Артиллеристы Раевского выкатили орудие на дорогу, он побежал в близкий перелесок – помочь выкатить второе, и вдруг увидел вдалеке, на той же дороге, целую толпу неприятелей. Они тоже увидели его. Надо было понять: тащить ли второе орудие, или вернуться к первому. Среди неприятелей виднелось несколько конных. Успеют, нет? «Заряжай!» – закричал он, оглянувшись к своим ребятам. Напугавшись крика, взлетела птица с ветки. Раевский побежал к орудию, чертыхаясь и едва не падая. Было какое-то удивительное и странное чувство, что эта птица и была его голосом… и сейчас его голос улетел. А как он отдаст следующую команду?

Продираясь сквозь заросли, Бестужев-Марлинский поймал себя на том, что в который раз точно знает, откуда вот-вот прозвучит выстрел, через сколько шагов он достигнет последнего из отступавших и заколет его ударом штыка, и ещё что слева, на дереве, удобно сидит стрелок. Сейчас стрелок прицелится в Бестужева… и промахнётся. «А следом я выстрелю, и попаду», – не молниеносным ощущением, а раздельными, спокойными словами сообщил себе Бестужев. Прицелился, выстрелил, попал.

…И Пушкин, конечно. Пушкин верхом. Пушкина не догнать.

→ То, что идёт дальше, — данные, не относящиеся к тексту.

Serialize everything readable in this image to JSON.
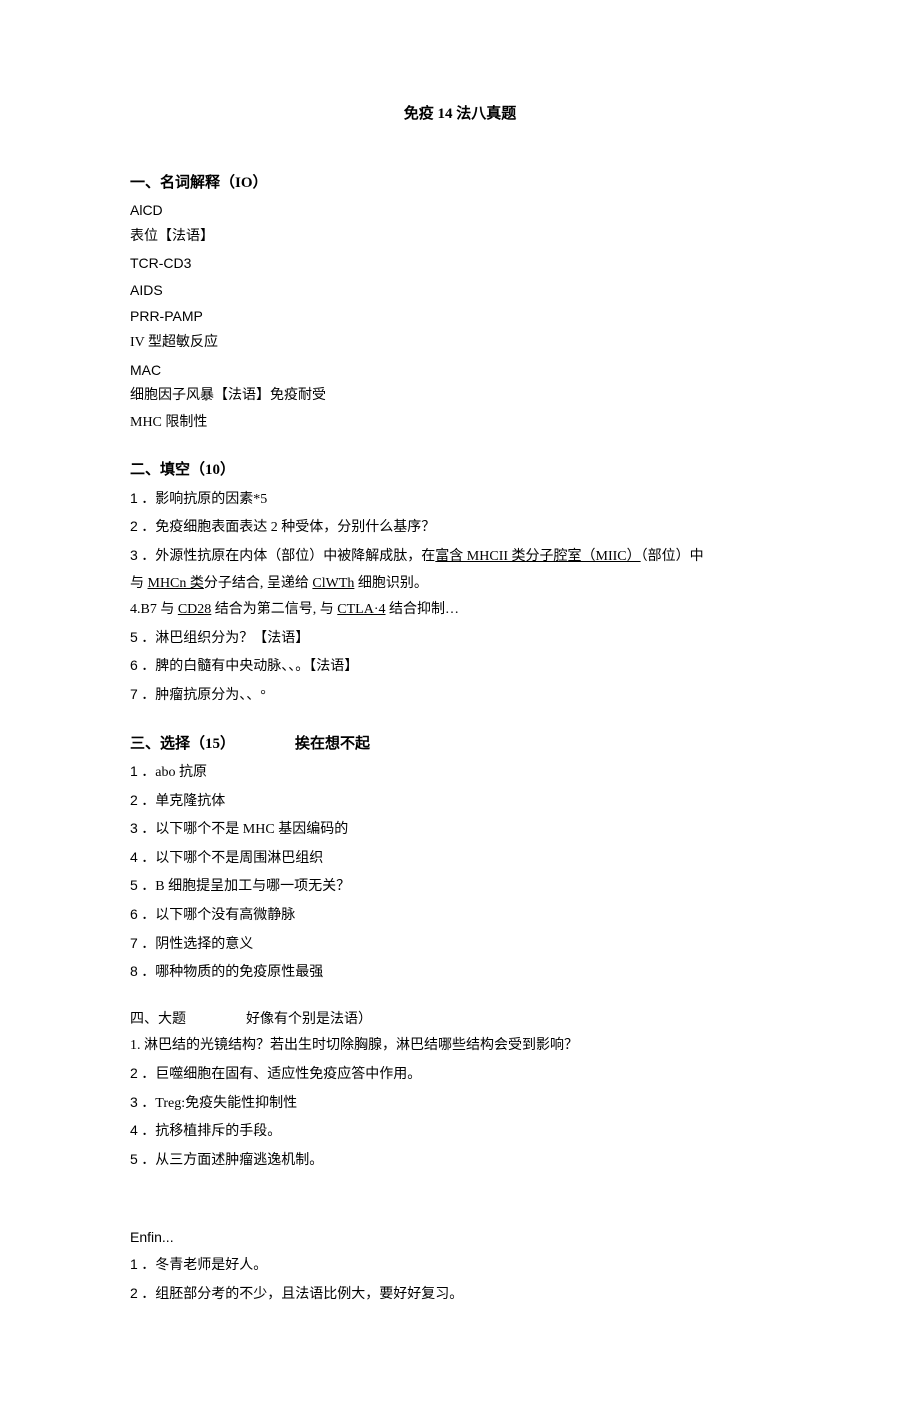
{
  "title": "免疫 14 法八真题",
  "s1": {
    "heading": "一、名词解释（IO）",
    "items": [
      "AlCD",
      "表位【法语】",
      "TCR-CD3",
      "AIDS",
      "PRR-PAMP",
      "IV 型超敏反应",
      "MAC",
      "细胞因子风暴【法语】免疫耐受",
      "MHC 限制性"
    ]
  },
  "s2": {
    "heading": "二、填空（10）",
    "i1": {
      "n": "1",
      "t": " ．影响抗原的因素*5"
    },
    "i2": {
      "n": "2",
      "t": " ．免疫细胞表面表达 2 种受体，分别什么基序？"
    },
    "i3": {
      "n": "3",
      "a": " ．外源性抗原在内体（部位）中被降解成肽，在",
      "u1": "富含 MHCII 类分子腔室（MIIC）",
      "b": "（部位）中",
      "c": "与 ",
      "u2": "MHCn 类",
      "d": "分子结合, 呈递给 ",
      "u3": "ClWTh",
      "e": " 细胞识别。"
    },
    "i4": {
      "a": "4.B7 与 ",
      "u1": "CD28",
      "b": " 结合为第二信号, 与 ",
      "u2": "CTLA·4",
      "c": " 结合抑制…"
    },
    "i5": {
      "n": "5",
      "t": " ．淋巴组织分为？【法语】"
    },
    "i6": {
      "n": "6",
      "t": " ．脾的白髓有中央动脉、、。【法语】"
    },
    "i7": {
      "n": "7",
      "t": " ．肿瘤抗原分为、、°"
    }
  },
  "s3": {
    "heading_a": "三、选择（15）",
    "heading_b": "挨在想不起",
    "i1": {
      "n": "1",
      "t": " ．abo 抗原"
    },
    "i2": {
      "n": "2",
      "t": " ．单克隆抗体"
    },
    "i3": {
      "n": "3",
      "t": " ．以下哪个不是 MHC 基因编码的"
    },
    "i4": {
      "n": "4",
      "t": " ．以下哪个不是周围淋巴组织"
    },
    "i5": {
      "n": "5",
      "t": " ．B 细胞提呈加工与哪一项无关？"
    },
    "i6": {
      "n": "6",
      "t": " ．以下哪个没有高微静脉"
    },
    "i7": {
      "n": "7",
      "t": " ．阴性选择的意义"
    },
    "i8": {
      "n": "8",
      "t": " ．哪种物质的的免疫原性最强"
    }
  },
  "s4": {
    "heading_a": "四、大题",
    "heading_b": "好像有个别是法语）",
    "i1": {
      "t": "1. 淋巴结的光镜结构？若出生时切除胸腺，淋巴结哪些结构会受到影响？"
    },
    "i2": {
      "n": "2",
      "t": " ．巨噬细胞在固有、适应性免疫应答中作用。"
    },
    "i3": {
      "n": "3",
      "t": " ．Treg:免疫失能性抑制性"
    },
    "i4": {
      "n": "4",
      "t": " ．抗移植排斥的手段。"
    },
    "i5": {
      "n": "5",
      "t": " ．从三方面述肿瘤逃逸机制。"
    }
  },
  "s5": {
    "heading": "Enfin...",
    "i1": {
      "n": "1",
      "t": " ．冬青老师是好人。"
    },
    "i2": {
      "n": "2",
      "t": " ．组胚部分考的不少，且法语比例大，要好好复习。"
    }
  }
}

У нас возникло тайное ощущение, что всех этих людей никогда не было: потому что кто так может жить – с войны на войну, с дуэли на дуэль.

Нет, так не могло быть, всё это – придуманные персонажи какого-нибудь древнего, слепого, полумифического сочинителя поэм: разве в них можно поверить?

Сейчас так никто не делает; по крайней мере – из числа пишущих.

Тем не менее, они жили – настоящие, истекавшие кровью, болевшие, страдавшие, пугавшиеся раны, плена, гибели.

Их мир не был чёрно-белым, выцветшим, осыпающимся. Нет, он тоже имел цвета и краски.

Пушкин был светлокожий, с годами русевший волосом всё более. Пока был тёмный – смеялся куда заразительней. Чем больше русел, тем меньше улыбался.

Вяземский не искал карьеры, но она его настигала; дураки обвиняли его в том, что он куплен государем, на то они и дураки – едва ли в России был человек, которому было так мало дела до всей этой суеты.

Чаадаев, кажется, в Польше имел дело с проституткой: ушёл, пожав плечами. Это показалось нелепым и бессмысленным – что-то вроде дуэлей, которых, впрочем, он не пугался, как и смерти вообще. Путешествия очень скоро приелись; вино – тем более. По здравом размышлении в конце концов оставались: он сам, Родина, Бог. Тасовать эти карты, только эти карты тасовать.

Раевский изменился характером, когда оставил юношескую привычку выпячивать челюсть, что делало его некрасивым. Но перестал выпячивать – и что-то потухло в глазах. Старший его сын ещё помнил отца с таким лицом, словно тот пугает кого-то или играет с кем-то, а младшие – уже нет.

Бестужев был ласкун, мать его обожала, могла прижать к себе и гладить по голове, ему нравилось. Такой ласковый, что вообще не должен был бы воевать. Но у Бестужева имелась одна аномалия: он был лишён чувства страха. То, что другие преодолевали, он проходил сквозь. Потом уже, болея всем подряд, Бестужев закусывал руку от желудочных болей и рычал: к чёрту бы это всё, к чёрту, – совсем не страшно, но ужасно колет в животе.

У Катенина сложилось так: он куда больше думал о культуре, о театре, о поэзии, чем о себе. Но мир настолько не отвечал ему взаимностью, что о чём бы он ни говорил – всегда получалось, что о себе, о своём раздражении. Это многим не нравилось, но не Пушкину. Пушкин всё понимал в Катенине. На свете так и не родился человек, который мог бы оценить Катенина в той же мере, как Пушкин.